It's not all OK-croquet at independent schools
It's almost 9am on a weekday and I am only just at the bus stop. Panic not - I am not late: I am on Inset.
Oh, the unexpurgated joy of not needing to be anywhere until 10am. And a proper lunch break, with none of the horror that is wet lunch duty or having to hurriedly check emails. Almost teacher nirvana.
Almost. The part I am disliking more and more is the introductions. "Tell us who you are, where you've come from and what you hope to gain from today." All fine until they question the type of school I work in.

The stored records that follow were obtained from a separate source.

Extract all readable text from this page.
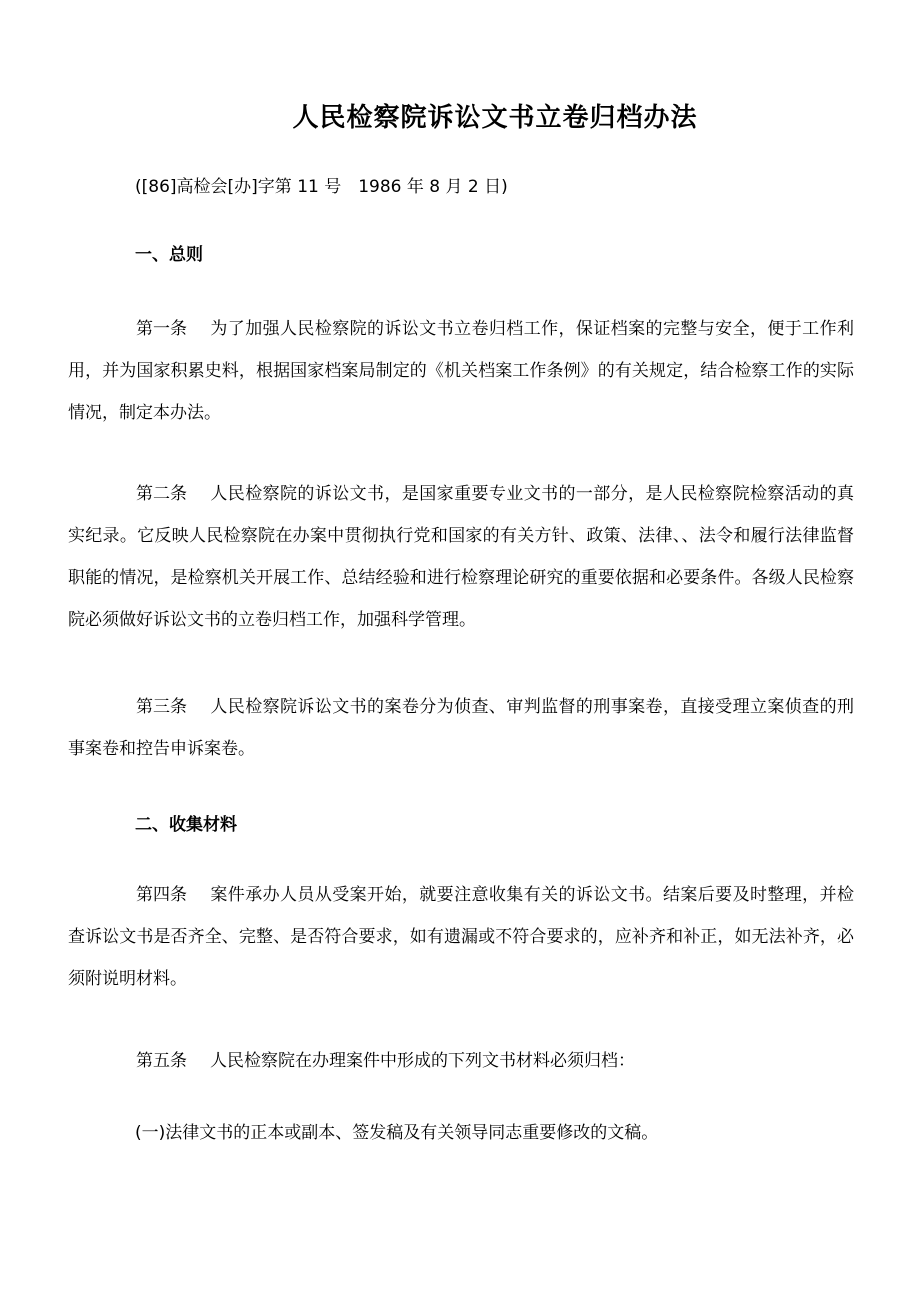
人民检察院诉讼文书立卷归档办法
([86]高检会[办]字第 11 号　1986 年 8 月 2 日)
一、总则
第一条 为了加强人民检察院的诉讼文书立卷归档工作，保证档案的完整与安全，便于工作利用，并为国家积累史料，根据国家档案局制定的《机关档案工作条例》的有关规定，结合检察工作的实际情况，制定本办法。
第二条 人民检察院的诉讼文书，是国家重要专业文书的一部分，是人民检察院检察活动的真实纪录。它反映人民检察院在办案中贯彻执行党和国家的有关方针、政策、法律、、法令和履行法律监督职能的情况，是检察机关开展工作、总结经验和进行检察理论研究的重要依据和必要条件。各级人民检察院必须做好诉讼文书的立卷归档工作，加强科学管理。
第三条 人民检察院诉讼文书的案卷分为侦查、审判监督的刑事案卷，直接受理立案侦查的刑事案卷和控告申诉案卷。
二、收集材料
第四条 案件承办人员从受案开始，就要注意收集有关的诉讼文书。结案后要及时整理，并检查诉讼文书是否齐全、完整、是否符合要求，如有遗漏或不符合要求的，应补齐和补正，如无法补齐，必须附说明材料。
第五条 人民检察院在办理案件中形成的下列文书材料必须归档：
(一)法律文书的正本或副本、签发稿及有关领导同志重要修改的文稿。
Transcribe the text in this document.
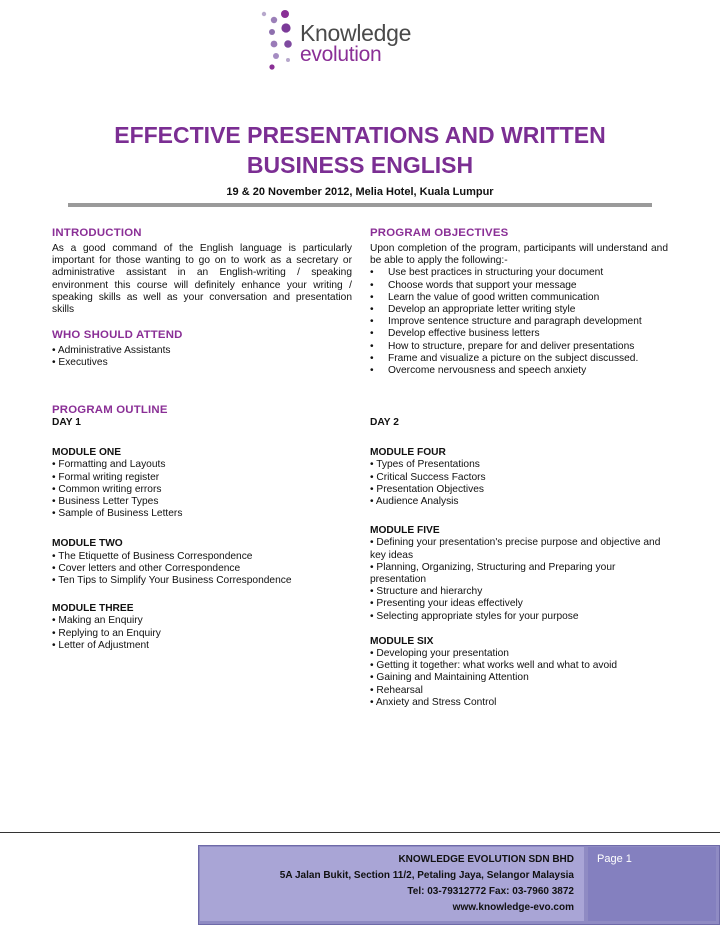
Knowledge
evolution
EFFECTIVE PRESENTATIONS AND WRITTEN
BUSINESS ENGLISH
19 & 20 November 2012, Melia Hotel, Kuala Lumpur

INTRODUCTION

As a good command of the English language is particularly important for those wanting to go on to work as a secretary or administrative assistant in an English-writing / speaking environment this course will definitely enhance your writing / speaking skills as well as your conversation and presentation skills

WHO SHOULD ATTEND

• Administrative Assistants

• Executives

PROGRAM OBJECTIVES

Upon completion of the program, participants will understand and be able to apply the following:-

• Use best practices in structuring your document
• Choose words that support your message
• Learn the value of good written communication
• Develop an appropriate letter writing style
• Improve sentence structure and paragraph development
• Develop effective business letters
• How to structure, prepare for and deliver presentations
• Frame and visualize a picture on the subject discussed.
• Overcome nervousness and speech anxiety

PROGRAM OUTLINE

DAY 1

MODULE ONE

• Formatting and Layouts

• Formal writing register

• Common writing errors

• Business Letter Types

• Sample of Business Letters

MODULE TWO

• The Etiquette of Business Correspondence

• Cover letters and other Correspondence

• Ten Tips to Simplify Your Business Correspondence

MODULE THREE

• Making an Enquiry

• Replying to an Enquiry

• Letter of Adjustment

DAY 2

MODULE FOUR

• Types of Presentations

• Critical Success Factors

• Presentation Objectives

• Audience Analysis

MODULE FIVE

• Defining your presentation's precise purpose and objective and key ideas

• Planning, Organizing, Structuring and Preparing your presentation

• Structure and hierarchy

• Presenting your ideas effectively

• Selecting appropriate styles for your purpose

MODULE SIX

• Developing your presentation

• Getting it together: what works well and what to avoid

• Gaining and Maintaining Attention

• Rehearsal

• Anxiety and Stress Control

KNOWLEDGE EVOLUTION SDN BHD
5A Jalan Bukit, Section 11/2, Petaling Jaya, Selangor Malaysia
Tel: 03-79312772 Fax: 03-7960 3872
www.knowledge-evo.com
Page 1
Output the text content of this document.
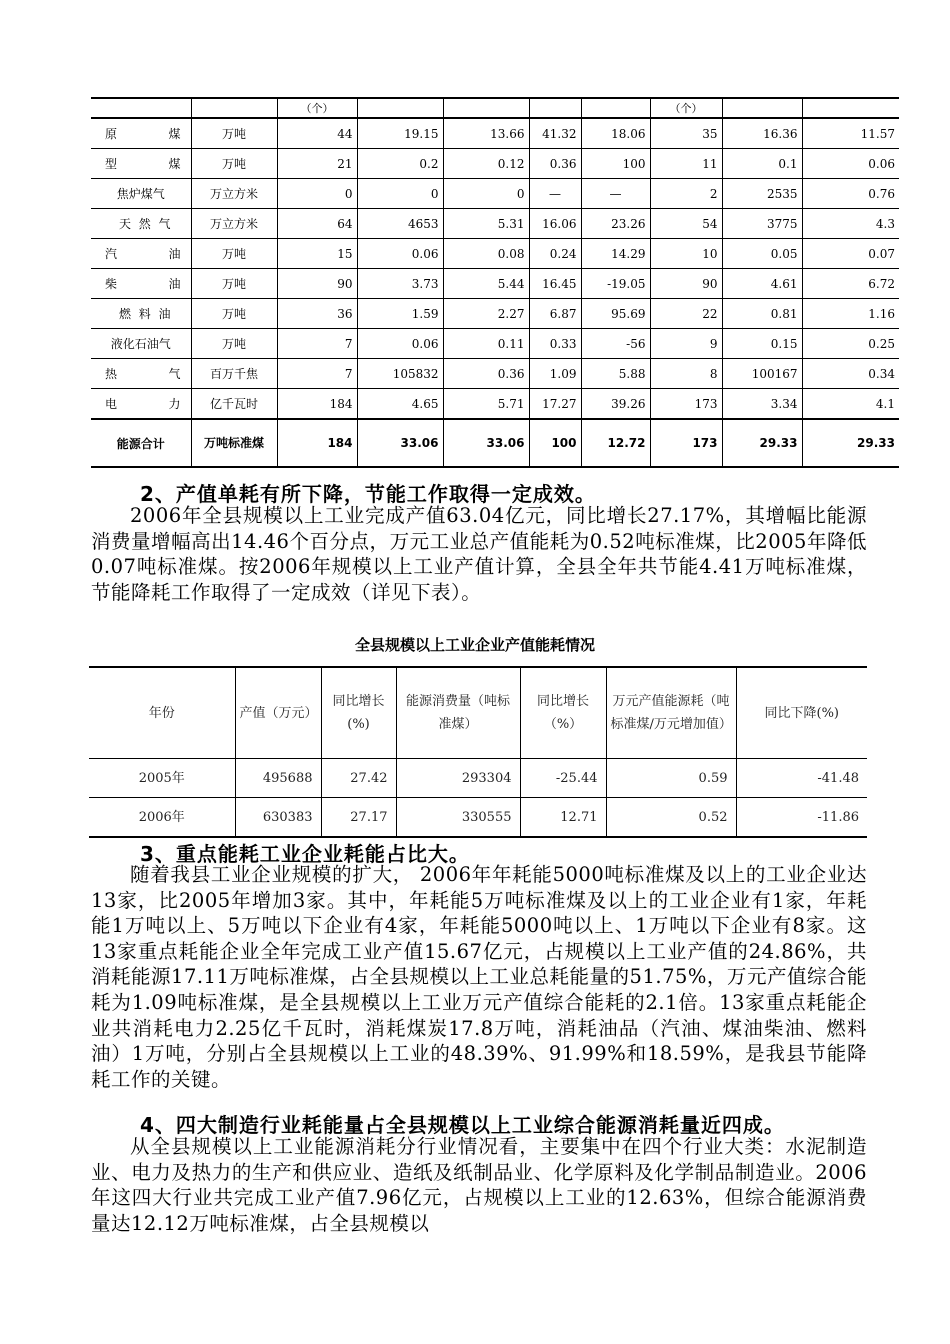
		（个）					（个）		
原煤	万吨	44	19.15	13.66	41.32	18.06	35	16.36	11.57
型煤	万吨	21	0.2	0.12	0.36	100	11	0.1	0.06
焦炉煤气	万立方米	0	0	0	—	—	2	2535	0.76
天然气	万立方米	64	4653	5.31	16.06	23.26	54	3775	4.3
汽油	万吨	15	0.06	0.08	0.24	14.29	10	0.05	0.07
柴油	万吨	90	3.73	5.44	16.45	-19.05	90	4.61	6.72
燃料油	万吨	36	1.59	2.27	6.87	95.69	22	0.81	1.16
液化石油气	万吨	7	0.06	0.11	0.33	-56	9	0.15	0.25
热气	百万千焦	7	105832	0.36	1.09	5.88	8	100167	0.34
电力	亿千瓦时	184	4.65	5.71	17.27	39.26	173	3.34	4.1
能源合计	万吨标准煤	184	33.06	33.06	100	12.72	173	29.33	29.33
2、产值单耗有所下降，节能工作取得一定成效。

2006年全县规模以上工业完成产值63.04亿元，同比增长27.17%，其增幅比能源消费量增幅高出14.46个百分点，万元工业总产值能耗为0.52吨标准煤，比2005年降低0.07吨标准煤。按2006年规模以上工业产值计算，全县全年共节能4.41万吨标准煤，节能降耗工作取得了一定成效（详见下表）。

全县规模以上工业企业产值能耗情况

年份	产值（万元）	同比增长(%)	能源消费量（吨标准煤）	同比增长（%）	万元产值能源耗（吨标准煤/万元增加值）	同比下降(%)
2005年	495688	27.42	293304	-25.44	0.59	-41.48
2006年	630383	27.17	330555	12.71	0.52	-11.86
3、重点能耗工业企业耗能占比大。

随着我县工业企业规模的扩大， 2006年年耗能5000吨标准煤及以上的工业企业达13家，比2005年增加3家。其中，年耗能5万吨标准煤及以上的工业企业有1家，年耗能1万吨以上、5万吨以下企业有4家，年耗能5000吨以上、1万吨以下企业有8家。这13家重点耗能企业全年完成工业产值15.67亿元，占规模以上工业产值的24.86%，共消耗能源17.11万吨标准煤，占全县规模以上工业总耗能量的51.75%，万元产值综合能耗为1.09吨标准煤，是全县规模以上工业万元产值综合能耗的2.1倍。13家重点耗能企业共消耗电力2.25亿千瓦时，消耗煤炭17.8万吨，消耗油品（汽油、煤油柴油、燃料油）1万吨，分别占全县规模以上工业的48.39%、91.99%和18.59%，是我县节能降耗工作的关键。

4、四大制造行业耗能量占全县规模以上工业综合能源消耗量近四成。

从全县规模以上工业能源消耗分行业情况看，主要集中在四个行业大类：水泥制造业、电力及热力的生产和供应业、造纸及纸制品业、化学原料及化学制品制造业。2006年这四大行业共完成工业产值7.96亿元，占规模以上工业的12.63%，但综合能源消费量达12.12万吨标准煤，占全县规模以
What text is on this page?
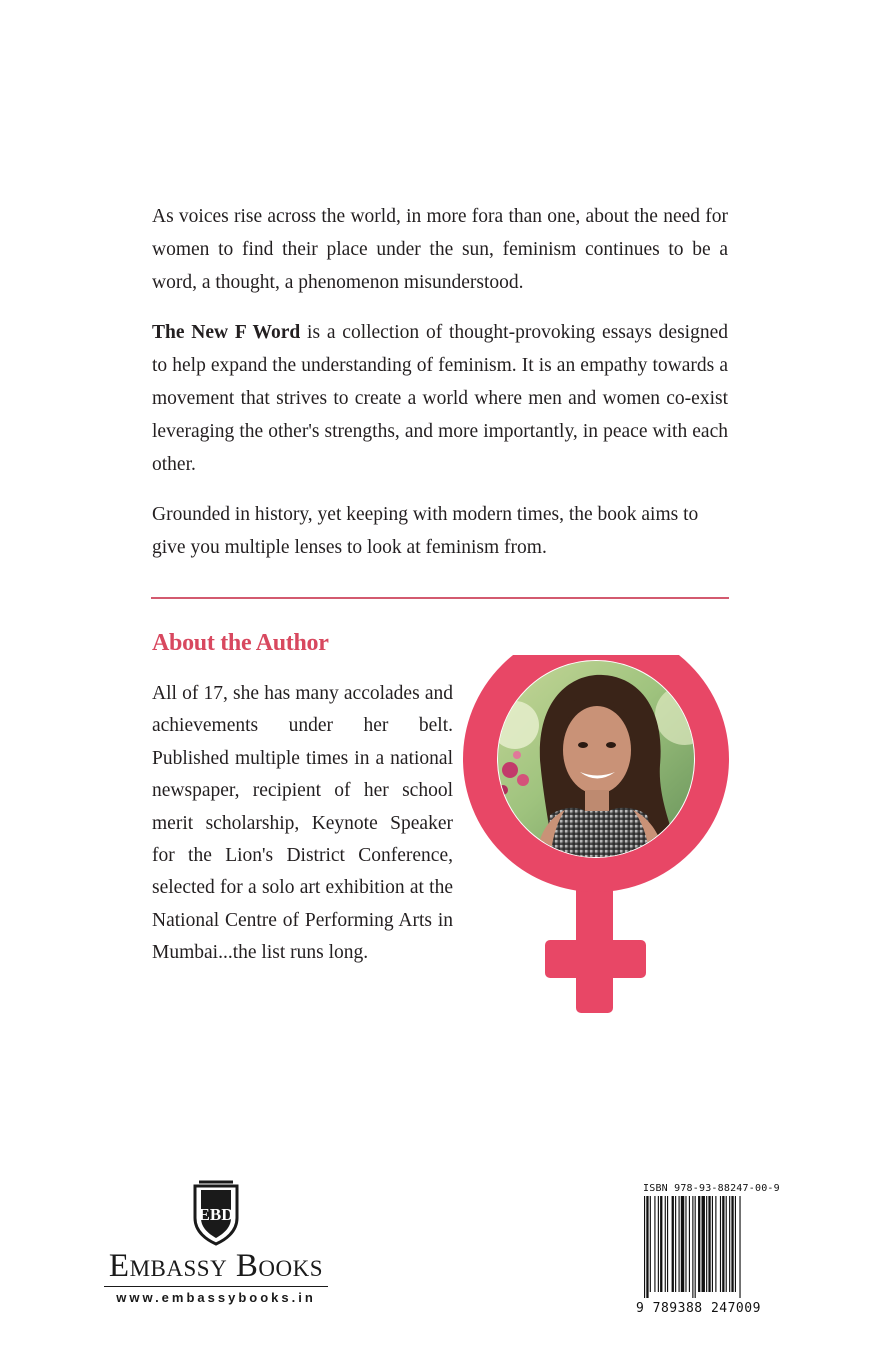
As voices rise across the world, in more fora than one, about the need for women to find their place under the sun, feminism continues to be a word, a thought, a phenomenon misunderstood.

The New F Word is a collection of thought-provoking essays designed to help expand the understanding of feminism. It is an empathy towards a movement that strives to create a world where men and women co-exist leveraging the other's strengths, and more importantly, in peace with each other.

Grounded in history, yet keeping with modern times, the book aims to give you multiple lenses to look at feminism from.

About the Author

All of 17, she has many accolades and achievements under her belt. Published multiple times in a national newspaper, recipient of her school merit scholarship, Keynote Speaker for the Lion's District Conference, selected for a solo art exhibition at the National Centre of Performing Arts in Mumbai...the list runs long.

EBD
Embassy Books
www.embassybooks.in
ISBN 978-93-88247-00-9
9 789388 247009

The accusatory snarl that accompanies the words: "Is that an independent school?" At which point I feel I have been found guilty of something without any kind of trial.
Yes, I teach in an independent school and do you know what? I love it. I am not afraid to be "outed" by state sector combatants who rattle on machine gun style about how big their classes are, how terrible the behaviour is, how under-resourced and over tired they are doing "real" teaching.
Apparently, I must have a tiny class of angel darlings sitting obediently while sucking on their silver spoons. Supposedly, those pupils are all so naturally bright we just keep them on hold until the A*s get delivered.
Time to debunk those myths, folks. Yes, 68 per cent of top barristers and 75 per cent of judges are from independent schools. I know all that. Who am I to defend it? I am a working-class, grammar school-educated girl whose parents were appalled to find out I wasn't going to the local comprehensive.
I trained as an NQT and worked in London state schools until policy "initiatives" drove me to the other side. So I can comment.
Pupils are pupils. They are still adolescents and they face similar life challenges regardless of what type of school they attend. They self-harm, face bulimia and anorexia, struggle with peer and media pressure, drink, drugs and sex, gang culture and violence. I don't deny that many of them are in materially better circumstances, some of them better than the staff. Welcome to the harsh reality of the world.
Take Fred, who slept on the sofa having no room of his own once his sister came back home with a baby, always so tired as he wasn't getting any sleep with everyone watching the TV until late in his "room". Michael, who had canvas shoes so small they would not fasten across his feet in winter and who often had wet feet. No wonder they were such angry young men whose behaviour could be awful. Being in an independent school does not make these things go away.
And then there's the parents, some of whom do several jobs so they can pay the fees and are thus never seen at parents' evenings. Those like Yan's family, who barely spoke any English, ran a takeaway and yet had aspirations for their son. Parents who are themselves state educated, separated, divorced, alone, bereaved, struggling. Who has the right to criticise them for exercising their right to choose?
So Inset attendees: bring it on. Show me your scars and tell me your tales of woe. We have those too. I am Julie: I am a teacher in an independent school, out and proud.
Julie Greenhough English teacher at an independent school in London.